For all the Bengals’ returning pieces, though, they also have several new ones. Seven freshmen line this year’s roster, including two walk-ons in Paisley Specht and Century alum Tenleigh Smith. Playing time for the newcomers will be limited but expect to see, at least, Anaya Bernard and Kayla Salmons get action.
That puts the team in an interesting spot. Idaho State wants to get the most out of the roster it has, namely all the seniors, the bunch doing their last go-around with the program. At the same time, the Bengals also want to develop the next group, the batch of freshmen and underclassmen who will take over in the years to come.
“It’s a long-term plan with that,” Sobolewski said. “You can get enough preparation and practice and reps in to get ready to win games, but also, you can slow down enough when you have to, to help coach the younger people and cultivate them. We’re always going to put winning first. We don’t want to be so concerned about the future that we don’t take care of the present.

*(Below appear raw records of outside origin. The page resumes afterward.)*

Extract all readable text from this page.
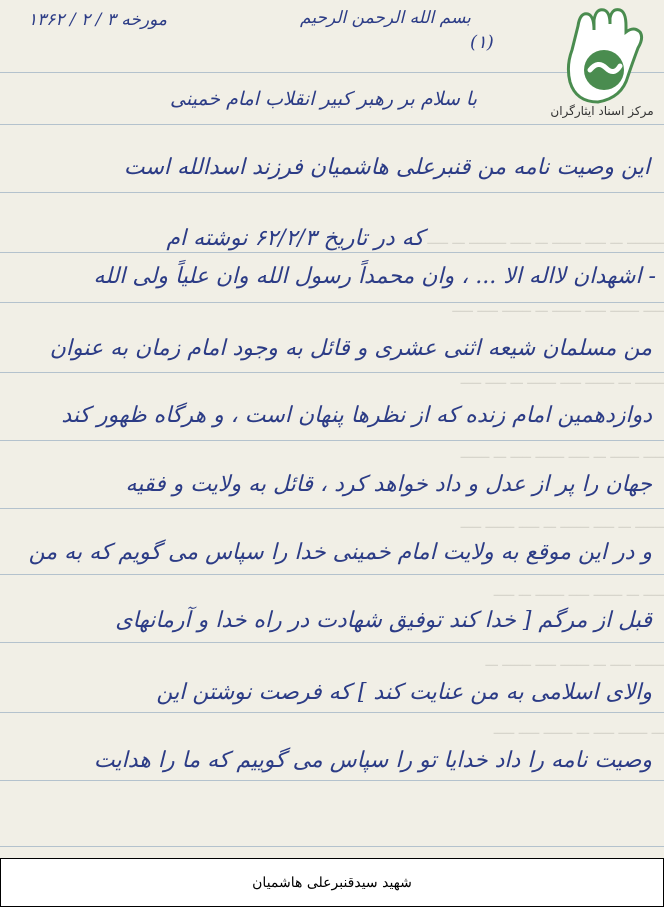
بسم الله الرحمن الرحیم
مورخه ۳ / ۲ / ۱۳۶۲
(۱)
با سلام بر رهبر کبیر انقلاب امام خمینی
مرکز اسناد ایثارگران
ـــــــــ ـــ ـــــ ـــــــ ـــ ـــــ ـــــــــ ـــ ـــــ
ـــــ ـــــــ ـــــ ـــــــ ـــ ـــــــ ـــــ ـــــ
ـــــــ ـــ ـــــــ ـــــ ـــــــ ـــ ـــــ ـــــ
ـــــ ـــــــ ـــ ـــــ ـــــــ ـــــ ـــ ـــــــ
ـــــــ ـــ ـــــ ـــــــ ـــ ـــــ ـــــــ ـــــ
ـــــ ـــ ـــــــ ـــــ ـــــــ ـــ ـــــ
ـــــــ ـــــ ـــ ـــــــ ـــــ ـــــــ ـــ
ـــ ـــــــ ـــــ ـــ ـــــــ ـــــ ـــــ
این وصیت نامه من قنبرعلی هاشمیان فرزند اسدالله است
که در تاریخ ۶۲/۲/۳ نوشته ام
- اشهدان لااله الا ... ، وان محمداً رسول الله وان علیاً ولی الله
من مسلمان شیعه اثنی عشری و قائل به وجود امام زمان به عنوان
دوازدهمین امام زنده که از نظرها پنهان است ، و هرگاه ظهور کند
جهان را پر از عدل و داد خواهد کرد ، قائل به ولایت و فقیه
و در این موقع به ولایت امام خمینی خدا را سپاس می گویم که به من
قبل از مرگم [ خدا کند توفیق شهادت در راه خدا و آرمانهای
والای اسلامی به من عنایت کند ] که فرصت نوشتن این
وصیت نامه را داد خدایا تو را سپاس می گوییم که ما را هدایت
شهید سیدقنبرعلی هاشمیان
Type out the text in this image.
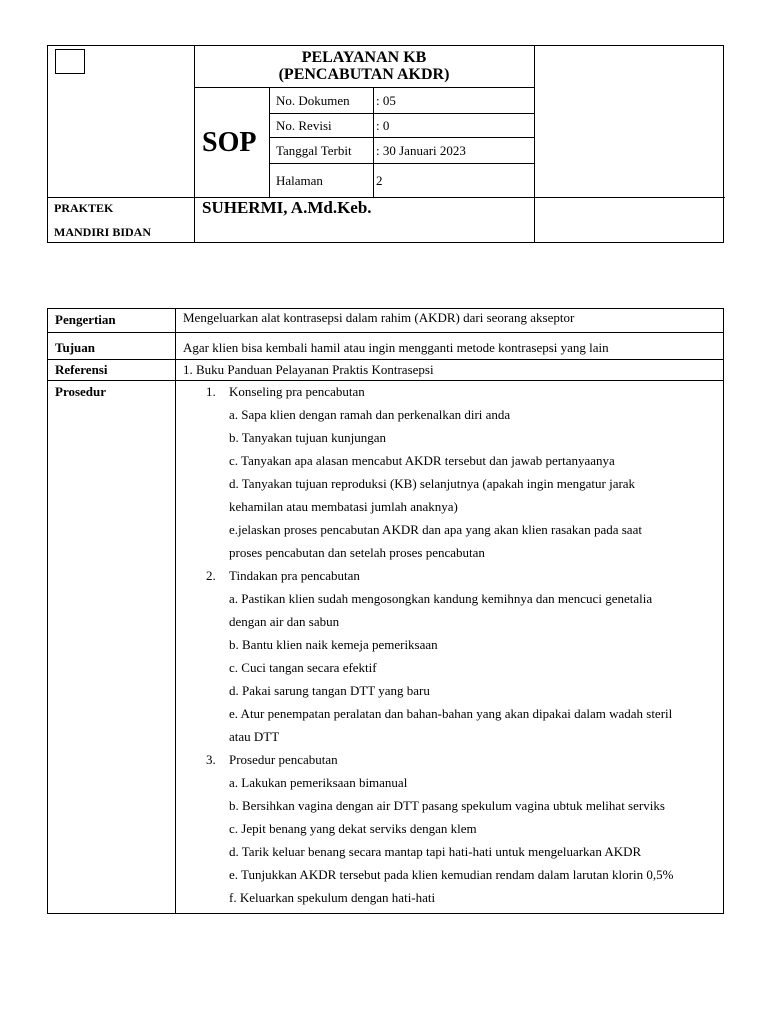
PELAYANAN KB
(PENCABUTAN AKDR)
SOP
No. Dokumen : 05
No. Revisi	: 0
Tanggal Terbit : 30 Januari 2023
Halaman	2
PRAKTEK
MANDIRI BIDAN
SUHERMI, A.Md.Keb.
Pengertian	Mengeluarkan alat kontrasepsi dalam rahim (AKDR) dari seorang akseptor
Tujuan	Agar klien bisa kembali hamil atau ingin mengganti metode kontrasepsi yang lain
Referensi	1. Buku Panduan Pelayanan Praktis Kontrasepsi
Prosedur	1. Konseling pra pencabutan
a. Sapa klien dengan ramah dan perkenalkan diri anda
b. Tanyakan tujuan kunjungan
c. Tanyakan apa alasan mencabut AKDR tersebut dan jawab pertanyaanya
d. Tanyakan tujuan reproduksi (KB) selanjutnya (apakah ingin mengatur jarak
kehamilan atau membatasi jumlah anaknya)
e.jelaskan proses pencabutan AKDR dan apa yang akan klien rasakan pada saat
proses pencabutan dan setelah proses pencabutan
2. Tindakan pra pencabutan
a. Pastikan klien sudah mengosongkan kandung kemihnya dan mencuci genetalia
dengan air dan sabun
b. Bantu klien naik kemeja pemeriksaan
c. Cuci tangan secara efektif
d. Pakai sarung tangan DTT yang baru
e. Atur penempatan peralatan dan bahan-bahan yang akan dipakai dalam wadah steril
atau DTT
3. Prosedur pencabutan
a. Lakukan pemeriksaan bimanual
b. Bersihkan vagina dengan air DTT pasang spekulum vagina ubtuk melihat serviks
c. Jepit benang yang dekat serviks dengan klem
d. Tarik keluar benang secara mantap tapi hati-hati untuk mengeluarkan AKDR
e. Tunjukkan AKDR tersebut pada klien kemudian rendam dalam larutan klorin 0,5%
f. Keluarkan spekulum dengan hati-hati
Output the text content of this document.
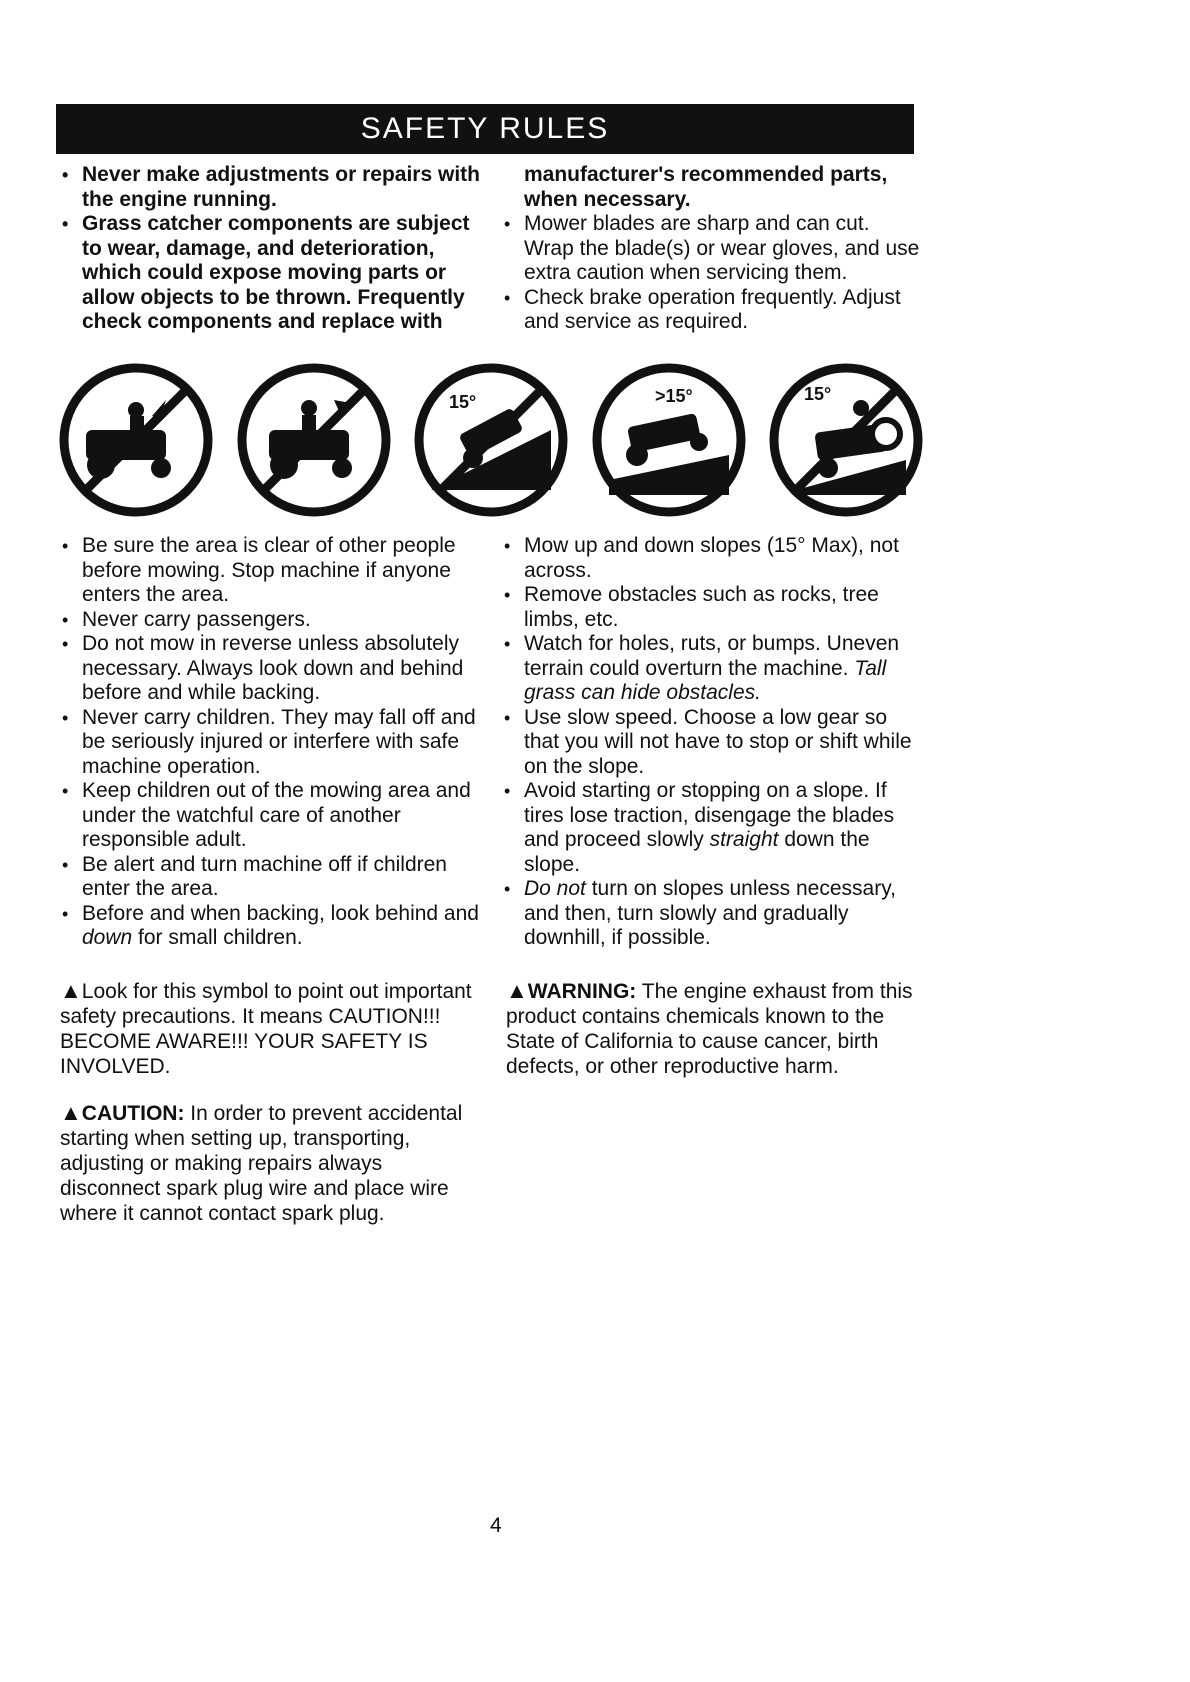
SAFETY RULES
• Never make adjustments or repairs with the engine running.
• Grass catcher components are subject to wear, damage, and deterioration, which could expose moving parts or allow objects to be thrown. Frequently check components and replace with
manufacturer's recommended parts, when necessary.
• Mower blades are sharp and can cut. Wrap the blade(s) or wear gloves, and use extra caution when servicing them.
• Check brake operation frequently. Adjust and service as required.
15°	>15°	15°
• Be sure the area is clear of other people before mowing. Stop machine if anyone enters the area.
• Never carry passengers.
• Do not mow in reverse unless absolutely necessary. Always look down and behind before and while backing.
• Never carry children. They may fall off and be seriously injured or interfere with safe machine operation.
• Keep children out of the mowing area and under the watchful care of another responsible adult.
• Be alert and turn machine off if children enter the area.
• Before and when backing, look behind and down for small children.
• Mow up and down slopes (15° Max), not across.
• Remove obstacles such as rocks, tree limbs, etc.
• Watch for holes, ruts, or bumps. Uneven terrain could overturn the machine. Tall grass can hide obstacles.
• Use slow speed. Choose a low gear so that you will not have to stop or shift while on the slope.
• Avoid starting or stopping on a slope. If tires lose traction, disengage the blades and proceed slowly straight down the slope.
• Do not turn on slopes unless necessary, and then, turn slowly and gradually downhill, if possible.
▲Look for this symbol to point out important safety precautions. It means CAUTION!!! BECOME AWARE!!! YOUR SAFETY IS INVOLVED.
▲WARNING: The engine exhaust from this product contains chemicals known to the State of California to cause cancer, birth defects, or other reproductive harm.
▲CAUTION: In order to prevent accidental starting when setting up, transporting, adjusting or making repairs always disconnect spark plug wire and place wire where it cannot contact spark plug.
4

“So we want to win, but it does take a little bit more time and practices and things because you’re trying to slow things down and help these guys.”
At any rate, Idaho State’s season is already underway. The Bengals started their season — unofficially — with a 91-58 exhibition win over the College of Idaho Friday night.
Idaho State expected a win there. Different may be the club’s regular-season opener against No. 10 Oregon. The Bengals do have experience taking down Power 5 clubs, like the way they upset Kansas State last season, a monumental victory for the program.
Oregon, though, may be a different beast. Time will tell. Either way, the $25,000 check Idaho State gets for showing up will help.
“You learn what you need to work on by playing good teams,” Sobolewski said. “Maybe we are at a place where we can upset someone like that, after our experiences last year.”